Step #5: Journaling your experience
Just like dreams, if you don’t write down your walk experience – what you noticed, what ideas or inspirations came to you unbidden – it will all vanish back into the ether from where it came, within hours. When you’re new to meditation walking, the “mechanics” of walking and breathing may seem to take center stage, but as you create a routine (I recommend at least once a week) what were previously the mechanics will shift to being the vessel, the channel , the rhythm that keeps you fully focused in the present moment.
What is happening around you matters, regardless if you walk the same path again-and-again, as an experience will never repeat itself. And, what is happening within you matters – every time your life, your thoughts, and your feelings will be at different places. Flavor all of this with seasonal changes, weather changes and the unpredictability of animals and people and you have an interesting walking adventure. I have walked many of my favorite places hundreds of times and have never had an identical external or internal experience.

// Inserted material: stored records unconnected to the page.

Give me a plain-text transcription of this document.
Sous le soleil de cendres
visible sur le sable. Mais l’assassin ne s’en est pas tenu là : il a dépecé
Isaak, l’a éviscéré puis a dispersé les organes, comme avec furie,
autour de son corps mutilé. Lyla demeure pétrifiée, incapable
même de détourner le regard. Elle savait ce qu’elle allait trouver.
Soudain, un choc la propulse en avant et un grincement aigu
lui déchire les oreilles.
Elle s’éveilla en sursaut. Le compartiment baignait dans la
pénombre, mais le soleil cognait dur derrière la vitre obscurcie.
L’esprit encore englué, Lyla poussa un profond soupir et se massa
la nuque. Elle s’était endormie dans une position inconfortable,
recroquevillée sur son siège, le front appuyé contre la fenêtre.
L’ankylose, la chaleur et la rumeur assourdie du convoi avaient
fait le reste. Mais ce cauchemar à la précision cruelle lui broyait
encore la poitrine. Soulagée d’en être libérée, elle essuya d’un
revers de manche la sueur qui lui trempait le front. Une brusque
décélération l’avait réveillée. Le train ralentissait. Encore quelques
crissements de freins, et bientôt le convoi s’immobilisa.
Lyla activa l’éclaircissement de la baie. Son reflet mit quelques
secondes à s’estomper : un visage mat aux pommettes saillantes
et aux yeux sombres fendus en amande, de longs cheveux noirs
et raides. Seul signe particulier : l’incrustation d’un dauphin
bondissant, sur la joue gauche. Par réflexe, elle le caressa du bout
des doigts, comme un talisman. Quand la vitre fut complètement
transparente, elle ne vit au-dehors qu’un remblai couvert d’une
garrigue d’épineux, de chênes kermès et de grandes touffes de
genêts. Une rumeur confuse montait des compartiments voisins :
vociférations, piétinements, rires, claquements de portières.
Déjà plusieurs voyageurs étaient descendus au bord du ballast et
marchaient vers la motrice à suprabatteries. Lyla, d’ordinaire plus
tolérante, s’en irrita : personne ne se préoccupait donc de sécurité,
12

So after you’ve come in from your walk, settle back into sitting in silence to reflect on (and journal about) your walk. Think back to your intentions and energy assessment from before the walk. Did you release your negative energy somewhere on the trail? Did you shift into the positive energy that you desired? How would you measure your current energy level (from -5 to +5)? And, how does that compare to where you started out?
Then take time to replay the walk in your mind and journal about:
- What did I notice about me? What did I notice about the environment?
- My body (physical self)
- My thoughts (mental self)
- My feelings (emotional self)
- The environment (season, weather)
- The pathway
- Any people, animals or objects along the way
- What are the top 3 things that I noticed on the walk? Scribble down the 3 things that had the most significance to you on your walk. Then, contemplate what these might mean to/about you if viewed as symbols or metaphors.
- What insights did I have during the silence on my walk? List any creative ideas that came to mind. Then, contemplate if/how you will take action based on these insights.
In upcoming blogs I will share some of my journal entries from walks that I have taken on trails, greenways and labyrinths. For now, don’t be discouraged if your walk seems to be just a “plain old walk” – it takes time and repetition for this practice to become imbued with meaning and creativity.
Sit down and enjoy your fresh-brewed cup of coffee!